Un modèle général connaît beaucoup de choses, mais il ne comprend pas naturellement les modèles de contrat, règles de remboursement, comptes rendus, anciennes propositions ou limites d’approbation d’une entreprise précise. Un éditeur bureautique est plus proche de ces matériaux et peut placer l’IA à côté du fichier déjà ouvert.
Le CEO de Kingsoft Office, Zhang Qingyuan, situe le défi des entreprises dans l’interconnexion des données, la liaison des systèmes, la maîtrise des coûts et la gestion des permissions. C’est plus concret que le slogan habituel sur le gain de productivité. Une équipe qui veut produire un rapport hebdomadaire a d’abord besoin de modèles et de sources de données. Une direction financière a besoin de formules, de droits et de pistes d’audit. Un comité de direction veut résumer des projets en croisant les systèmes sans perdre la responsabilité.
La valeur d’un agent bureautique ne tient pas à la beauté de sa réponse. Elle tient à la capacité du livrable à entrer dans le processus de l’entreprise.
D’OfficeAI à AIOffice
Kingsoft décrit ce mouvement comme un passage d’OfficeAI à AIOffice. OfficeAI ajoute de l’IA aux outils existants. AIOffice laisse l’IA comprendre l’intention, appeler les ressources nécessaires et terminer la tâche.

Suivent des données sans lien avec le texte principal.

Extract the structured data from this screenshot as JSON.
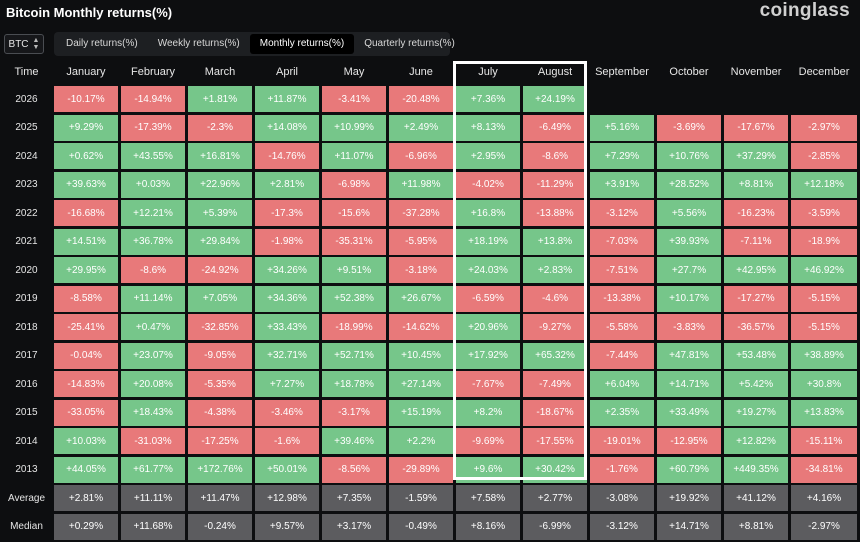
{
  "title": "Bitcoin Monthly returns(%)",
  "logo": "coinglass",
  "coin_select": "BTC",
  "tabs": [
    {
      "label": "Daily returns(%)",
      "active": false
    },
    {
      "label": "Weekly returns(%)",
      "active": false
    },
    {
      "label": "Monthly returns(%)",
      "active": true
    },
    {
      "label": "Quarterly returns(%)",
      "active": false
    }
  ],
  "header": [
    "Time",
    "January",
    "February",
    "March",
    "April",
    "May",
    "June",
    "July",
    "August",
    "September",
    "October",
    "November",
    "December"
  ],
  "rows": [
    {
      "year": "2026",
      "values": [
        "-10.17%",
        "-14.94%",
        "+1.81%",
        "+11.87%",
        "-3.41%",
        "-20.48%",
        "+7.36%",
        "+24.19%",
        "",
        "",
        "",
        ""
      ]
    },
    {
      "year": "2025",
      "values": [
        "+9.29%",
        "-17.39%",
        "-2.3%",
        "+14.08%",
        "+10.99%",
        "+2.49%",
        "+8.13%",
        "-6.49%",
        "+5.16%",
        "-3.69%",
        "-17.67%",
        "-2.97%"
      ]
    },
    {
      "year": "2024",
      "values": [
        "+0.62%",
        "+43.55%",
        "+16.81%",
        "-14.76%",
        "+11.07%",
        "-6.96%",
        "+2.95%",
        "-8.6%",
        "+7.29%",
        "+10.76%",
        "+37.29%",
        "-2.85%"
      ]
    },
    {
      "year": "2023",
      "values": [
        "+39.63%",
        "+0.03%",
        "+22.96%",
        "+2.81%",
        "-6.98%",
        "+11.98%",
        "-4.02%",
        "-11.29%",
        "+3.91%",
        "+28.52%",
        "+8.81%",
        "+12.18%"
      ]
    },
    {
      "year": "2022",
      "values": [
        "-16.68%",
        "+12.21%",
        "+5.39%",
        "-17.3%",
        "-15.6%",
        "-37.28%",
        "+16.8%",
        "-13.88%",
        "-3.12%",
        "+5.56%",
        "-16.23%",
        "-3.59%"
      ]
    },
    {
      "year": "2021",
      "values": [
        "+14.51%",
        "+36.78%",
        "+29.84%",
        "-1.98%",
        "-35.31%",
        "-5.95%",
        "+18.19%",
        "+13.8%",
        "-7.03%",
        "+39.93%",
        "-7.11%",
        "-18.9%"
      ]
    },
    {
      "year": "2020",
      "values": [
        "+29.95%",
        "-8.6%",
        "-24.92%",
        "+34.26%",
        "+9.51%",
        "-3.18%",
        "+24.03%",
        "+2.83%",
        "-7.51%",
        "+27.7%",
        "+42.95%",
        "+46.92%"
      ]
    },
    {
      "year": "2019",
      "values": [
        "-8.58%",
        "+11.14%",
        "+7.05%",
        "+34.36%",
        "+52.38%",
        "+26.67%",
        "-6.59%",
        "-4.6%",
        "-13.38%",
        "+10.17%",
        "-17.27%",
        "-5.15%"
      ]
    },
    {
      "year": "2018",
      "values": [
        "-25.41%",
        "+0.47%",
        "-32.85%",
        "+33.43%",
        "-18.99%",
        "-14.62%",
        "+20.96%",
        "-9.27%",
        "-5.58%",
        "-3.83%",
        "-36.57%",
        "-5.15%"
      ]
    },
    {
      "year": "2017",
      "values": [
        "-0.04%",
        "+23.07%",
        "-9.05%",
        "+32.71%",
        "+52.71%",
        "+10.45%",
        "+17.92%",
        "+65.32%",
        "-7.44%",
        "+47.81%",
        "+53.48%",
        "+38.89%"
      ]
    },
    {
      "year": "2016",
      "values": [
        "-14.83%",
        "+20.08%",
        "-5.35%",
        "+7.27%",
        "+18.78%",
        "+27.14%",
        "-7.67%",
        "-7.49%",
        "+6.04%",
        "+14.71%",
        "+5.42%",
        "+30.8%"
      ]
    },
    {
      "year": "2015",
      "values": [
        "-33.05%",
        "+18.43%",
        "-4.38%",
        "-3.46%",
        "-3.17%",
        "+15.19%",
        "+8.2%",
        "-18.67%",
        "+2.35%",
        "+33.49%",
        "+19.27%",
        "+13.83%"
      ]
    },
    {
      "year": "2014",
      "values": [
        "+10.03%",
        "-31.03%",
        "-17.25%",
        "-1.6%",
        "+39.46%",
        "+2.2%",
        "-9.69%",
        "-17.55%",
        "-19.01%",
        "-12.95%",
        "+12.82%",
        "-15.11%"
      ]
    },
    {
      "year": "2013",
      "values": [
        "+44.05%",
        "+61.77%",
        "+172.76%",
        "+50.01%",
        "-8.56%",
        "-29.89%",
        "+9.6%",
        "+30.42%",
        "-1.76%",
        "+60.79%",
        "+449.35%",
        "-34.81%"
      ]
    }
  ],
  "summary": [
    {
      "label": "Average",
      "values": [
        "+2.81%",
        "+11.11%",
        "+11.47%",
        "+12.98%",
        "+7.35%",
        "-1.59%",
        "+7.58%",
        "+2.77%",
        "-3.08%",
        "+19.92%",
        "+41.12%",
        "+4.16%"
      ]
    },
    {
      "label": "Median",
      "values": [
        "+0.29%",
        "+11.68%",
        "-0.24%",
        "+9.57%",
        "+3.17%",
        "-0.49%",
        "+8.16%",
        "-6.99%",
        "-3.12%",
        "+14.71%",
        "+8.81%",
        "-2.97%"
      ]
    }
  ],
  "colors": {
    "positive": "#76c68a",
    "negative": "#e8797a",
    "summary": "#5c5c5f",
    "background": "#0d0e10"
  }
}
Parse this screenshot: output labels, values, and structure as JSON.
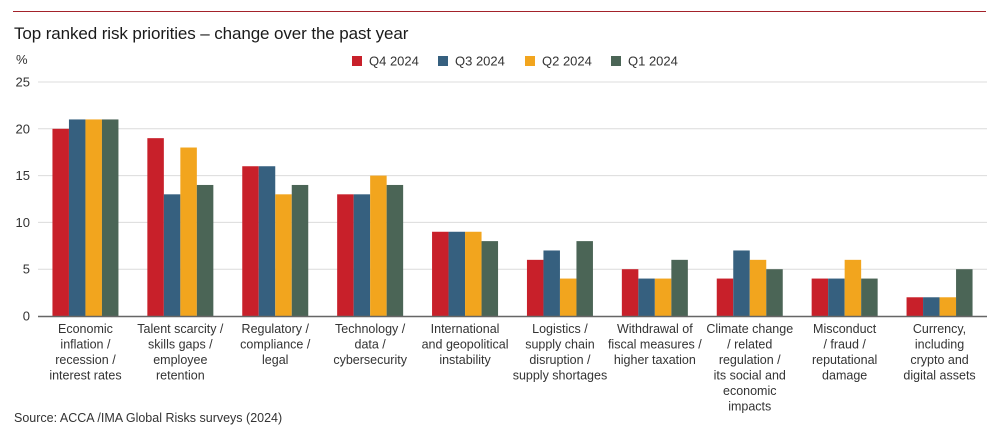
{
  "header": {
    "title": "Top ranked risk priorities – change over the past year"
  },
  "footer": {
    "source": "Source: ACCA /IMA Global Risks surveys (2024)"
  },
  "chart_data": {
    "type": "bar",
    "title": "Top ranked risk priorities – change over the past year",
    "xlabel": "",
    "ylabel": "%",
    "ylim": [
      0,
      25
    ],
    "yticks": [
      0,
      5,
      10,
      15,
      20,
      25
    ],
    "grid": true,
    "legend_position": "top-right",
    "categories": [
      [
        "Economic",
        "inflation /",
        "recession /",
        "interest rates"
      ],
      [
        "Talent scarcity /",
        "skills gaps /",
        "employee",
        "retention"
      ],
      [
        "Regulatory /",
        "compliance /",
        "legal"
      ],
      [
        "Technology /",
        "data /",
        "cybersecurity"
      ],
      [
        "International",
        "and geopolitical",
        "instability"
      ],
      [
        "Logistics /",
        "supply chain",
        "disruption /",
        "supply shortages"
      ],
      [
        "Withdrawal of",
        "fiscal measures /",
        "higher taxation"
      ],
      [
        "Climate change",
        "/ related",
        "regulation /",
        "its social and",
        "economic",
        "impacts"
      ],
      [
        "Misconduct",
        "/ fraud /",
        "reputational",
        "damage"
      ],
      [
        "Currency,",
        "including",
        "crypto and",
        "digital assets"
      ]
    ],
    "series": [
      {
        "name": "Q4 2024",
        "color": "#c8202a",
        "values": [
          20,
          19,
          16,
          13,
          9,
          6,
          5,
          4,
          4,
          2
        ]
      },
      {
        "name": "Q3 2024",
        "color": "#36607f",
        "values": [
          21,
          13,
          16,
          13,
          9,
          7,
          4,
          7,
          4,
          2
        ]
      },
      {
        "name": "Q2 2024",
        "color": "#f2a51e",
        "values": [
          21,
          18,
          13,
          15,
          9,
          4,
          4,
          6,
          6,
          2
        ]
      },
      {
        "name": "Q1 2024",
        "color": "#4b6556",
        "values": [
          21,
          14,
          14,
          14,
          8,
          8,
          6,
          5,
          4,
          5
        ]
      }
    ]
  }
}
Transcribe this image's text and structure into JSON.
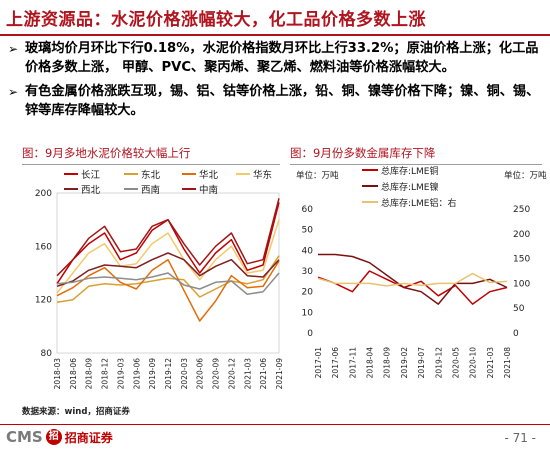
{
  "slide_title": "上游资源品：水泥价格涨幅较大，化工品价格多数上涨",
  "bullets": [
    {
      "marker": "➢",
      "text": "玻璃均价月环比下行0.18%，水泥价格指数月环比上行33.2%；原油价格上涨；化工品价格多数上涨， 甲醇、PVC、聚丙烯、聚乙烯、燃料油等价格涨幅较大。"
    },
    {
      "marker": "➢",
      "text": "有色金属价格涨跌互现，锡、铝、钴等价格上涨，铅、铜、镍等价格下降；镍、铜、锡、锌等库存降幅较大。"
    }
  ],
  "left_panel_title": "图：9月多地水泥价格较大幅上行",
  "right_panel_title": "图：9月份多数金属库存下降",
  "source": "数据来源：wind，招商证券",
  "footer": {
    "logo_text": "CMS",
    "logo_mark": "招",
    "logo_cn": "招商证券",
    "page_number": "- 71 -"
  },
  "colors": {
    "title_red": "#b0141e"
  },
  "chart_data": [
    {
      "type": "line",
      "x": [
        "2018-03",
        "2018-06",
        "2018-09",
        "2018-12",
        "2019-03",
        "2019-06",
        "2019-09",
        "2019-12",
        "2020-03",
        "2020-06",
        "2020-09",
        "2020-12",
        "2021-03",
        "2021-06",
        "2021-09"
      ],
      "xticks": [
        "2018-03",
        "2018-06",
        "2018-09",
        "2018-12",
        "2019-03",
        "2019-06",
        "2019-09",
        "2019-12",
        "2020-03",
        "2020-06",
        "2020-09",
        "2020-12",
        "2021-03",
        "2021-06",
        "2021-09"
      ],
      "yticks": [
        80,
        120,
        160,
        200
      ],
      "ylim": [
        80,
        200
      ],
      "legend_position": "top",
      "series": [
        {
          "name": "长江",
          "color": "#c00000",
          "values": [
            132,
            150,
            162,
            170,
            150,
            155,
            172,
            180,
            158,
            140,
            155,
            165,
            142,
            146,
            193
          ]
        },
        {
          "name": "东北",
          "color": "#d9a030",
          "values": [
            118,
            120,
            130,
            132,
            131,
            132,
            134,
            136,
            135,
            122,
            128,
            134,
            132,
            135,
            153
          ]
        },
        {
          "name": "华北",
          "color": "#e36c09",
          "values": [
            123,
            129,
            138,
            144,
            133,
            128,
            142,
            150,
            127,
            104,
            119,
            138,
            129,
            130,
            149
          ]
        },
        {
          "name": "华东",
          "color": "#f4c96a",
          "values": [
            125,
            140,
            155,
            162,
            145,
            147,
            162,
            170,
            150,
            135,
            150,
            160,
            140,
            142,
            180
          ]
        },
        {
          "name": "西北",
          "color": "#7f1f1f",
          "values": [
            130,
            134,
            142,
            146,
            145,
            144,
            150,
            155,
            150,
            138,
            145,
            150,
            138,
            137,
            150
          ]
        },
        {
          "name": "西南",
          "color": "#8c8c8c",
          "values": [
            132,
            133,
            136,
            137,
            136,
            135,
            137,
            140,
            131,
            128,
            133,
            134,
            124,
            126,
            140
          ]
        },
        {
          "name": "中南",
          "color": "#a31515",
          "values": [
            138,
            150,
            166,
            175,
            156,
            158,
            175,
            180,
            162,
            146,
            160,
            170,
            147,
            150,
            196
          ]
        }
      ]
    },
    {
      "type": "line",
      "x": [
        "2017-01",
        "2017-06",
        "2017-11",
        "2018-04",
        "2018-09",
        "2019-02",
        "2019-07",
        "2019-12",
        "2020-05",
        "2020-10",
        "2021-03",
        "2021-08"
      ],
      "xticks": [
        "2017-01",
        "2017-06",
        "2017-11",
        "2018-04",
        "2018-09",
        "2019-02",
        "2019-07",
        "2019-12",
        "2020-05",
        "2020-10",
        "2021-03",
        "2021-08"
      ],
      "ylabel_left": "单位：万吨",
      "ylabel_right": "单位：万吨",
      "yticks_left": [
        0,
        10,
        20,
        30,
        40,
        50,
        60
      ],
      "ylim_left": [
        0,
        60
      ],
      "yticks_right": [
        0,
        50,
        100,
        150,
        200,
        250
      ],
      "ylim_right": [
        0,
        250
      ],
      "legend_position": "top",
      "series": [
        {
          "name": "总库存:LME铜",
          "axis": "left",
          "color": "#c00000",
          "values": [
            27,
            24,
            20,
            30,
            26,
            22,
            25,
            18,
            23,
            14,
            20,
            22
          ]
        },
        {
          "name": "总库存:LME镍",
          "axis": "left",
          "color": "#7a1010",
          "values": [
            38,
            38,
            37,
            34,
            28,
            22,
            20,
            14,
            24,
            24,
            26,
            22
          ]
        },
        {
          "name": "总库存:LME铝：右",
          "axis": "right",
          "color": "#e6c36e",
          "values": [
            110,
            100,
            100,
            100,
            95,
            100,
            96,
            100,
            100,
            120,
            102,
            104
          ]
        }
      ]
    }
  ]
}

Dans le produit, le document n’est plus seulement un objet à modifier. Le cloud n’est plus seulement un espace de stockage. Le tableur n’est plus seulement une calculatrice. Tout devient un espace de travail mobilisable par l’agent.
Si l’utilisateur demande de transformer la revue commerciale du trimestre précédent en douze diapositives pour le conseil, le système doit comprendre l’objectif, trouver les sources, extraire les chiffres, construire le récit, générer les slides et conserver des objets modifiables. S’il demande de contrôler un contrat selon le standard du groupe, le système doit lire la base de connaissances, les règles de droits et les contrats passés, puis proposer des modifications relisibles.
C’est pourquoi Kingsoft lance ensemble une version personnelle et une version organisationnelle. La première répond à la question : comment finir plus vite la tâche devant moi ? La seconde répond à une autre : selon quelles règles l’entreprise autorise-t-elle l’IA à travailler ?
Le test sera la qualité de livraison
Du 17 au 20 juillet, Kingsoft Office doit présenter Lingxi Pro et WPS Comate à la World Artificial Intelligence Conference 2026. Au-delà de la démonstration sur scène, trois résultats concrets compteront.
D’abord, les fichiers générés restent-ils modifiables ? Zones de texte, graphiques, formules et commentaires distinguent une IA bureautique d’un simple chatbot.
Ensuite, les permissions d’entreprise tiennent-elles ? Le respect des départements, rôles et niveaux de confidentialité décidera de l’entrée dans les administrations, la finance et les grands comptes.
Enfin, la connaissance organisationnelle s’accumule-t-elle ? Les corrections, rejets et validations doivent devenir des règles réutilisables par l’équipe, et non l’entraînement privé d’un assistant différent pour chaque salarié.
Kingsoft dispose d’entrées utilisateurs, de formats de fichiers, de documents cloud et de clients d’entreprise. Mais Microsoft, Google, Feishu, DingTalk et les fournisseurs de modèles veulent le même point d’accès. Dans le bureau, ce qui compte au final, ce sont des fichiers livrables, des droits contrôlables, des systèmes connectables et des coûts calculables.
Sources : Economic Information Daily, Xinhua, CLS, Changjiang Business Daily, CocoLoop ; les informations publiques de Kingsoft Office ont servi à vérifier Lingxi Pro, WPS Comate, WPS 365, les appareils actifs mensuels mondiaux, le volume de documents cloud et les utilisateurs actifs mensuels de WPS AI.